L'objectif d'un amendement est de modifier ou d'ajouter une mesure d'un projet ou d'une proposition de loi. Le ou les députés qui rédigent l'amendement écrivent également un exposé des motifs.

Le présent sous-amendement vise à renforcer l'effectivité de l'ordonnance de sûreté de l'enfant créée par le présent article.

En premier lieu, il précise que, lorsque des éléments rendent vraisemblable la commission de violences sur un enfant, le procureur de la République doit organiser les modalités du droit de correspondance, de visite et d'hébergement de manière à éviter tout contact susceptible de porter atteinte à sa sécurité, à son développement ou à son intérêt supérieur.
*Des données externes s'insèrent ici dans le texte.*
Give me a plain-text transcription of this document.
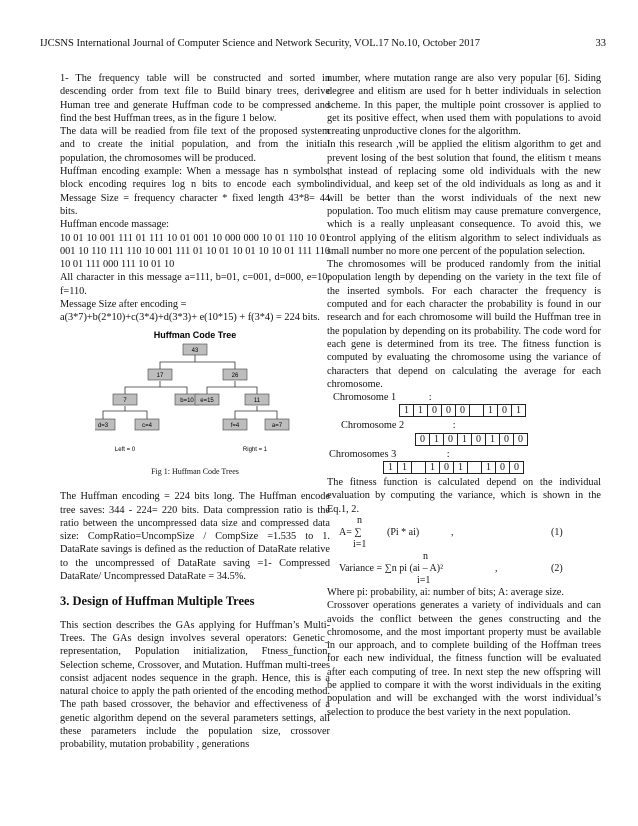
IJCSNS International Journal of Computer Science and Network Security, VOL.17 No.10, October 2017	33

1- The frequency table will be constructed and sorted in descending order from text file to Build binary trees, derive Human tree and generate Huffman code to be compressed and find the best Huffman trees, as in the figure 1 below.

The data will be readied from file text of the proposed system and to create the initial population, and from the initial population, the chromosomes will be produced.

Huffman encoding example: When a message has n symbols, block encoding requires log n bits to encode each symbol. Message Size = frequency character * fixed length 43*8= 44 bits.

Huffman encode massage:

10 01 10 001 111 01 111 10 01 001 10 000 000 10 01 110 10 01 001 10 110 111 110 10 001 111 01 10 01 10 01 10 10 01 111 110 10 01 111 000 111 10 01 10

All character in this message a=111, b=01, c=001, d=000, e=10, f=110.

Message Size after encoding =

a(3*7)+b(2*10)+c(3*4)+d(3*3)+ e(10*15) + f(3*4) = 224 bits.

Huffman Code Tree
43
17	26
7	b=10 e=15	11
d=3	c=4	f=4	a=7
Left = 0	Right = 1

Fig 1: Huffman Code Trees

The Huffman encoding = 224 bits long. The Huffman encode tree saves: 344 - 224= 220 bits. Data compression ratio is the ratio between the uncompressed data size and compressed data size: CompRatio=UncompSize / CompSize =1.535 to 1. DataRate savings is defined as the reduction of DataRate relative to the uncompressed of DataRate saving =1- Compressed DataRate/ Uncompressed DataRate = 34.5%.

3. Design of Huffman Multiple Trees

This section describes the GAs applying for Huffman’s Multi-Trees. The GAs design involves several operators: Genetic_ representation, Population initialization, Ftness_function, Selection scheme, Crossover, and Mutation. Huffman multi-trees consist adjacent nodes sequence in the graph. Hence, this is a natural choice to apply the path oriented of the encoding method. The path based crossover, the behavior and effectiveness of a genetic algorithm depend on the several parameters settings, all these parameters include the population size, crossover probability, mutation probability , generations

number, where mutation range are also very popular [6]. Siding degree and elitism are used for h better individuals in selection scheme. In this paper, the multiple point crossover is applied to get its positive effect, when used them with populations to avoid creating unproductive clones for the algorithm.

In this research ,will be applied the elitism algorithm to get and prevent losing of the best solution that found, the elitism t means that instead of replacing some old individuals with the new individual, and keep set of the old individuals as long as and it will be better than the worst individuals of the next new population. Too much elitism may cause premature convergence, which is a really unpleasant consequence. To avoid this, we control applying of the elitism algorithm to select individuals as small number no more one percent of the population selection.

The chromosomes will be produced randomly from the initial population length by depending on the variety in the text file of the inserted symbols. For each character the frequency is computed and for each character the probability is found in our research and for each chromosome will build the Huffman tree in the population by depending on its probability. The code word for each gene is determined from its tree. The fitness function is computed by evaluating the chromosome using the variance of characters that depend on calculating the average for each chromosome.

Chromosome 1	:

1	1	0	0	0		1	0	1

Chromosome 2	:

0	1	0	1	0	1	0	0

Chromosomes 3	:

1	1		1	0	1		1	0	0

The fitness function is calculated depend on the individual evaluation by computing the variance, which is shown in the Eq.1, 2.

n
A= ∑	(Pi * ai)	,
i=1
(1)
n
Variance = ∑n pi (ai – A)²	,
i=1
(2)

Where pi: probability, ai: number of bits; A: average size.

Crossover operations generates a variety of individuals and can avoids the conflict between the genes constructing and the chromosome, and the most important property must be available in our approach, and to complete building of the Hoffman trees for each new individual, the fitness function will be evaluated after each computing of tree. In next step the new offspring will be applied to compare it with the worst individuals in the exiting population and will be exchanged with the worst individual’s selection to produce the best variety in the next population.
Cette précision permet de lever toute ambiguïté sur la portée de l'obligation de protection qui lui incombe.

En second lieu, il garantit la continuité de cette protection en prévoyant que les mesures prononcées demeurent applicables pendant douze mois et puissent être renouvelées, par décision spécialement motivée, jusqu'à l'intervention de la décision pénale relative aux faits dénoncés.

Enfin, il sécurise ces mesures en prévoyant qu'elles ne peuvent être réformées, suspendues ou levées que par la juridiction qui les a prononcées ou par la juridiction régulièrement saisie pour en connaître, afin d'assurer une protection stable et cohérente de l'enfant tout au long de la procédure judiciaire.